You’ll want to turn off all the Nova APIs at this point, so there’s no chance of instances being created or destroyed while you’re importing the data.

Here are the list of tables you need to import to the new database.  Do the import in roughly this order so you don’t run into trouble with foreign key constraints:

  • instances
  • instance_info_caches
  • block_device_mapping
  • instance_system_metadata
  • instance_groups
  • instance_group_member
  • instance_group_metadata
  • instance_group_policy
  • key_pairs
  • quota_classes
  • quota_usages
  • quotas
  • snapshots
  • snapshot_id_mappings
  • virtual_interfaces
  • volumes

These other tables I did not have to import, although you may want to.  I don’t think it will hurt anything:

  • instance_actions
  • instance_faults
  • instance_id_mappings
  • reservations
  • volume_id_mappings

If you are going for ultra-low downtime for the Nova APIs, you might want to script this up so you can import these tables as fast as possible.

Start Up the API Cell Services

Now you have all the proper state data that the API cell needs to deal with everything that existed before.  Start up nova-cells, nova-api, nova-consoleauth, and nova-spicehtml5proxy (or your console proxy service of choice) on the api app servers.  These services should remain off on the cell app servers.

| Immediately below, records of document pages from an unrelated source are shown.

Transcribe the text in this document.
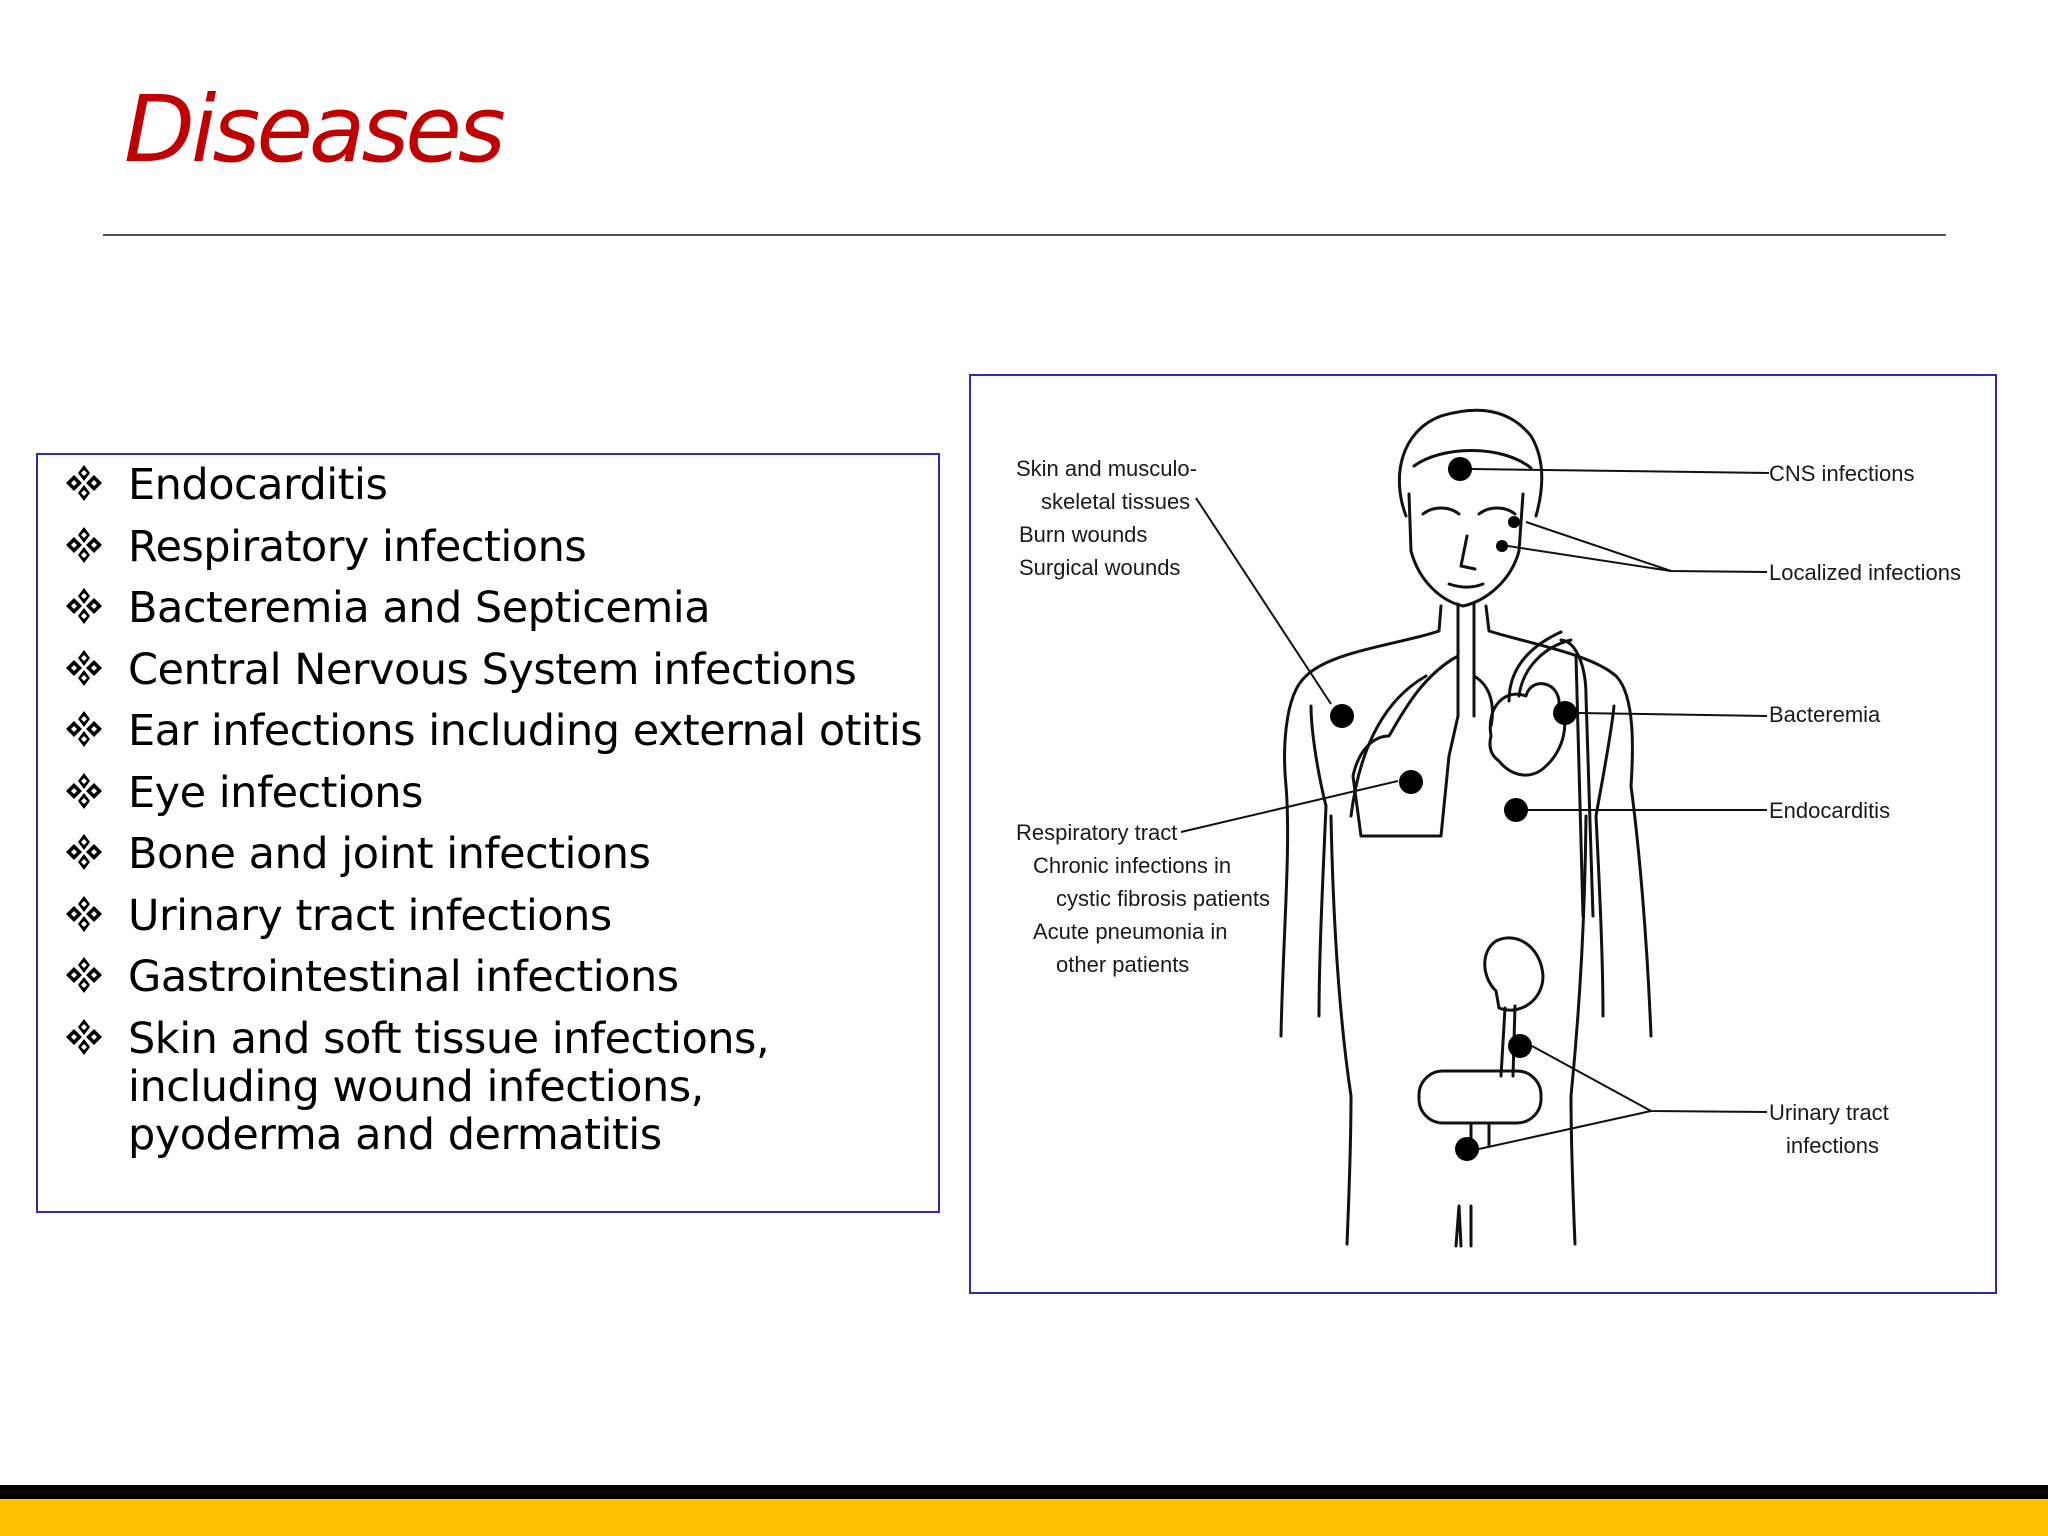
Diseases
Endocarditis
Respiratory infections
Bacteremia and Septicemia
Central Nervous System infections
Ear infections including external otitis
Eye infections
Bone and joint infections
Urinary tract infections
Gastrointestinal infections
Skin and soft tissue infections, including wound infections, pyoderma and dermatitis
Skin and musculo-
skeletal tissues
Burn wounds
Surgical wounds
CNS infections
Localized infections
Bacteremia
Endocarditis
Respiratory tract
Chronic infections in
cystic fibrosis patients
Acute pneumonia in
other patients
Urinary tract
infections
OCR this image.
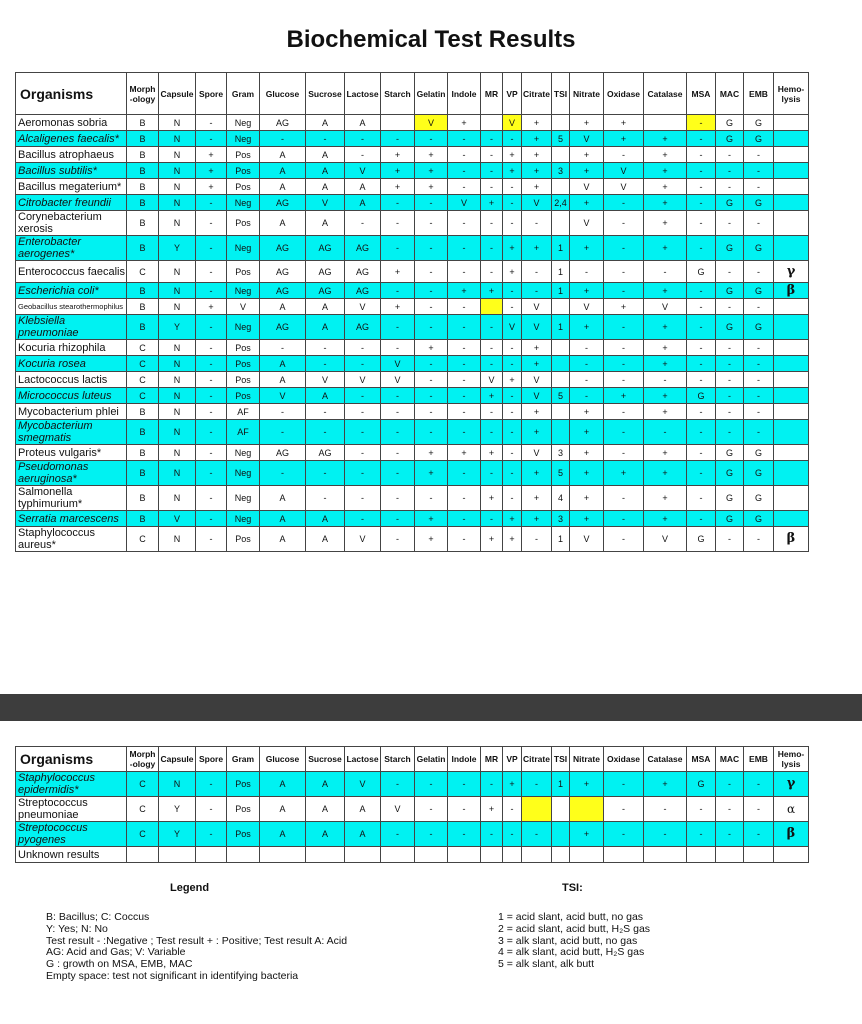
Biochemical Test Results
Organisms	Morph -ology	Capsule	Spore	Gram	Glucose	Sucrose	Lactose	Starch	Gelatin	Indole	MR	VP	Citrate	TSI	Nitrate	Oxidase	Catalase	MSA	MAC	EMB	Hemo- lysis
Aeromonas sobria	B	N	-	Neg	AG	A	A		V	+		V	+		+	+		-	G	G	
Alcaligenes faecalis*	B	N	-	Neg	-	-	-	-	-	-	-	-	+	5	V	+	+	-	G	G	
Bacillus atrophaeus	B	N	+	Pos	A	A	-	+	+	-	-	+	+		+	-	+	-	-	-	
Bacillus subtilis*	B	N	+	Pos	A	A	V	+	+	-	-	+	+	3	+	V	+	-	-	-	
Bacillus megaterium*	B	N	+	Pos	A	A	A	+	+	-	-	-	+		V	V	+	-	-	-	
Citrobacter freundii	B	N	-	Neg	AG	V	A	-	-	V	+	-	V	2,4	+	-	+	-	G	G	
Corynebacterium xerosis	B	N	-	Pos	A	A	-	-	-	-	-	-	-		V	-	+	-	-	-	
Enterobacter aerogenes*	B	Y	-	Neg	AG	AG	AG	-	-	-	-	+	+	1	+	-	+	-	G	G	
Enterococcus faecalis	C	N	-	Pos	AG	AG	AG	+	-	-	-	+	-	1	-	-	-	G	-	-	γ
Escherichia coli*	B	N	-	Neg	AG	AG	AG	-	-	+	+	-	-	1	+	-	+	-	G	G	β
Geobacillus stearothermophilus	B	N	+	V	A	A	V	+	-	-		-	V		V	+	V	-	-	-	
Klebsiella pneumoniae	B	Y	-	Neg	AG	A	AG	-	-	-	-	V	V	1	+	-	+	-	G	G	
Kocuria rhizophila	C	N	-	Pos	-	-	-	-	+	-	-	-	+		-	-	+	-	-	-	
Kocuria rosea	C	N	-	Pos	A	-	-	V	-	-	-	-	+		-	-	+	-	-	-	
Lactococcus lactis	C	N	-	Pos	A	V	V	V	-	-	V	+	V		-	-	-	-	-	-	
Micrococcus luteus	C	N	-	Pos	V	A	-	-	-	-	+	-	V	5	-	+	+	G	-	-	
Mycobacterium phlei	B	N	-	AF	-	-	-	-	-	-	-	-	+		+	-	+	-	-	-	
Mycobacterium smegmatis	B	N	-	AF	-	-	-	-	-	-	-	-	+		+	-	-	-	-	-	
Proteus vulgaris*	B	N	-	Neg	AG	AG	-	-	+	+	+	-	V	3	+	-	+	-	G	G	
Pseudomonas aeruginosa*	B	N	-	Neg	-	-	-	-	+	-	-	-	+	5	+	+	+	-	G	G	
Salmonella typhimurium*	B	N	-	Neg	A	-	-	-	-	-	+	-	+	4	+	-	+	-	G	G	
Serratia marcescens	B	V	-	Neg	A	A	-	-	+	-	-	+	+	3	+	-	+	-	G	G	
Staphylococcus aureus*	C	N	-	Pos	A	A	V	-	+	-	+	+	-	1	V	-	V	G	-	-	β
Organisms	Morph -ology	Capsule	Spore	Gram	Glucose	Sucrose	Lactose	Starch	Gelatin	Indole	MR	VP	Citrate	TSI	Nitrate	Oxidase	Catalase	MSA	MAC	EMB	Hemo- lysis
Staphylococcus epidermidis*	C	N	-	Pos	A	A	V	-	-	-	-	+	-	1	+	-	+	G	-	-	γ
Streptococcus pneumoniae	C	Y	-	Pos	A	A	A	V	-	-	+	-				-	-	-	-	-	α
Streptococcus pyogenes	C	Y	-	Pos	A	A	A	-	-	-	-	-	-		+	-	-	-	-	-	β
Unknown results																					
Legend
B: Bacillus; C: Coccus
Y: Yes; N: No
Test result - :Negative ; Test result + : Positive; Test result A: Acid
AG: Acid and Gas; V: Variable
G : growth on MSA, EMB, MAC
Empty space: test not significant in identifying bacteria
TSI:
1 = acid slant, acid butt, no gas
2 = acid slant, acid butt, H₂S gas
3 = alk slant, acid butt, no gas
4 = alk slant, acid butt, H₂S gas
5 = alk slant, alk butt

Over time the API cell will receive updates from the compute cell about the state of each instance.  (You’ll see this get logged in nova-cells.log and the instances.cell_name field in the API cell Nova database is populated.)  Depending on the cells/instance_updated_at_threshold setting (which defaults to 3600s), it may take a while for this to happen.  I think the child nova-cells service does this automatically when it starts up, so to force the issue you can just restart that service.

Update:  I have heard there’s a way for all instance data to be updated in the API cell, not only the instances.cell_name field.  I had not seen this work, however, and it’s not clear what config changes are needed to do it.

Now you’ll be able to see and manage all the instances you had originally running!

Stuff I Did Not Test

We do not use cinder volumes or snapshots in our cloud (yet), so I have no experience with preserving any of those.  Your mileage may vary on that piece.

The same caveat applies to nova-network.  (As mentioned before we, use Neutron for networking.)

Obviously we use RabbitMQ for messaging and MySQL/MariaDB for database.  There are others that you may be using, and these instructions may or may not apply.

I’ve only actually done this conversion in our dev/test/staging environments, and not in production yet.  The proof will be in the pudding when we tackle that, and I’ll post updates here with any new lessons we learn.

You Might Want to Wait for Cells v2

Cells v2 is being worked on as part of the Kilo cycle, and it should be easier to deal with than the current cells implementation.  See the end of the Exploring OpenStack Nova Cells post for more details.

(tl;dr: unless you’re in a hurry to get to cells under Icehouse or Juno, you’re probably better off waiting for Kilo.)